Im Hochmittelalter war muot ein wichtiger Begriff für die Kultur des Rittertums. Der hôhe muot gilt als höchster Wert für das Rittertum der Stauferzeit. Es handelt sich um eine geistig-seelische Hochgestimmtheit, in der sich das ritterlich-höfische Lebensgefühl zeigte. Voraussetzung waren einerseits die heldenhaften Taten eines Ritters und andererseits die Minne zu einer adligen Dame.
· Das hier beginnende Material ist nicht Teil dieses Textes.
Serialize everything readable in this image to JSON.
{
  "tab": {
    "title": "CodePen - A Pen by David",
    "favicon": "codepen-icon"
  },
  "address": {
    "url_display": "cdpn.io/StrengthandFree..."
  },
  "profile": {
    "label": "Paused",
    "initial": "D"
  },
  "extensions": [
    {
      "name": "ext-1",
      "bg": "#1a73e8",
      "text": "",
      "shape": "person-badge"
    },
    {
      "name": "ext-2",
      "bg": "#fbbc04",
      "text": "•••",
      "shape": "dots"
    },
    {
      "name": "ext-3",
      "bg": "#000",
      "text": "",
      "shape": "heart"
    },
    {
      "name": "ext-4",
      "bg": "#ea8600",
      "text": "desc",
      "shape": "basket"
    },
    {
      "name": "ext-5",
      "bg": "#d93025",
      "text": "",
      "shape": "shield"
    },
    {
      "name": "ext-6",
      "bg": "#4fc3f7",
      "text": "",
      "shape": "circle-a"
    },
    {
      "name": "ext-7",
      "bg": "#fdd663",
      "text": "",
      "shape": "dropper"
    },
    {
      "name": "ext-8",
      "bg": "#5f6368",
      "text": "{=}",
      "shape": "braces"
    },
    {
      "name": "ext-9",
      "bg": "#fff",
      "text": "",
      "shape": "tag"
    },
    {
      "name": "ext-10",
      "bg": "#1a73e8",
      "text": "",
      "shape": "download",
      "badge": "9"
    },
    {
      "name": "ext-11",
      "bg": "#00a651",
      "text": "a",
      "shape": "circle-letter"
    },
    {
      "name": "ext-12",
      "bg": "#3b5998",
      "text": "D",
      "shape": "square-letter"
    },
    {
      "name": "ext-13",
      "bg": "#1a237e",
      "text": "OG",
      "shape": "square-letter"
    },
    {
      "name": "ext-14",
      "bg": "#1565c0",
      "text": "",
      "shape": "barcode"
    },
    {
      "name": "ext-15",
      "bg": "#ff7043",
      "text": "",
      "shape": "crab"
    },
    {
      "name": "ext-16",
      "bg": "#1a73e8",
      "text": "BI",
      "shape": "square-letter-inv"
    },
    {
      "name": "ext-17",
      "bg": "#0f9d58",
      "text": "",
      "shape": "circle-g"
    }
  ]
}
Gottfried von Neifen (13. Jh.). Miniatur aus dem Codex Manesse (um 1300).

In der Literatur bezeichnet muot oft einfach die Meinung, die Gedanken oder den Sinn. Dies wird zum Beispiel in dem Sprichwort ûz ougen, ûz muote „aus den Augen, aus dem Sinn“ deutlich.

Im Neuhochdeutschen wird Mut nur noch in den Bedeutungen „Unerschrockenheit in Gefahr, Kühnheit“ und „Gemütsstimmung, Sinnesart“ verwendet. Es wurden aber im Laufe der Zeit zahlreiche Ableitungen und Zusammensetzungen mit -mut gebildet, mit denen Bestrebungen und Stimmungen differenziert beschrieben werden können: Wagemut, Übermut, Wankelmut, Hochmut, Großmut, Langmut usw.

Das mit Mut verwandte Wort Gemüt ist ebenfalls schon im Althochdeutschen belegt. Es handelt sich bei ahd. gimuoti um eine Kollektivbildung zu Mut mit der Bedeutung „Gesamtheit der seelischen Kräfte und Sinnesregungen“. Im Neuhochdeutschen bezeichnet das Wort den „Sitz der Empfindung“.